Good to read that someone has the ba… to have an own opinion.
I once eliminated all FK relationships from the database and managed them in the code. It was more error prone yes, it took more time to implement yes, but it was a huge gain in performance. I’ve gone that way cause denormalisation was not an option as some of those tables were shared between many entities and updates were frequent on them. The key to success down this road was to test test test…
How about a performance chart comparing the database that stores the same information; but, with the first database being normalized too much, the second database being not too normalized, and the third being not normalized?
I think a lot of you are taking me too literally… I never said get rid of normalization, but its clear that too much of it can be a bad thing. In general, reads within a denormalized system is almost always faster than a normalized one, the catch is updating and data storage are poor.
Great Raditya, why create a chart as a project and I’ll post the results.
An old topic, but still ranks in Google, so I’ll still comment.
I think you need to also consider disk latency when assessing the cost of disk space. It might be cheap per GB of storage, but if the database manager needs to bring in four times as many pages in order to perform a join or any other operation on the table, then that could have a very negative impact on performance. There’s usually more disk storage than memory allocated to a database.

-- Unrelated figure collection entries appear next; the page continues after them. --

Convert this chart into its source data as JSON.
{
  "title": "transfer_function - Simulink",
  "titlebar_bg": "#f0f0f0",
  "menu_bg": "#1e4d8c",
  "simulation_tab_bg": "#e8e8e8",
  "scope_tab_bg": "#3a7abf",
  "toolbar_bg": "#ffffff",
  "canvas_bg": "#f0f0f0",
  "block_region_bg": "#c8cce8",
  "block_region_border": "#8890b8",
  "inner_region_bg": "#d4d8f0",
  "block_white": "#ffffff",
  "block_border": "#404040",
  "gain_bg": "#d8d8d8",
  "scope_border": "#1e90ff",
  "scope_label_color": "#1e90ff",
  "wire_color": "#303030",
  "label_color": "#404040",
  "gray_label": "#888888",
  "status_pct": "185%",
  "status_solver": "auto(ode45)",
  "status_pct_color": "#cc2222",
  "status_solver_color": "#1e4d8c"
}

Also, the sophistication of the database manager in generating access paths and the accuracy of database statistics will play a large part in determining whether it’s faster to denormalise to plain text, or use lookup tables (as per your ‘country’ field example.
Fabulous article. I’m dealing with overnormalization right now, in an IT computer database. Normalizing, in this case, is just more work than it’s worth, especially for a small company.
I mean, I’ve got a table for CPUType and three entries for a P5. I will NEVER buy another P5. They don’t make them. I don’t don’t want one… you get the picture, I hope.
I am in the process of “denormalizing,” to a degree… but I will admit it HURTS because normalizing as been so drilled in to my brain. 🙂
Pingback: Memo: Avoid Functions in Database Queries | Down Home Country Coding With Scott Selikoff and Jeanne Boyarsky
I’m poking around SQL Server 2012 with the Adventureworks database. So sick of all these numeric ids!!!
It seems some people didn’t read the word “too much”.
SQL Server 2016’s temporal table functionality can really eat into disk space if tables are not normalised. The convenience of history logging across multiple tables has lent me to over-normalise thus avoiding history tables duplicating wide rows in entirety for each minor data update. I realise that this functionality was not available during the OP (for SQL Server, at least), but the requirement to keep a change history was. If the native functionality didn’t exist, for whatever platform, it would be written for purpose. Change history is easier when over-normalising.
I think that people too much normalization-aware might be sick and design worse databases, less “browsable” and harder to code with.
Space isn’t an issue in most cases, and I think this: if you have values which can be naturally primary keys, use them! DO NOT create another id just because it is “shorter”. I believe PK should be the actual values, not something that “stands for”, just because you spare bytes. E.g.: if you have a customer_table, let the PK be the actual customer_id, not some sequence generated id which then you will be using around for FKs.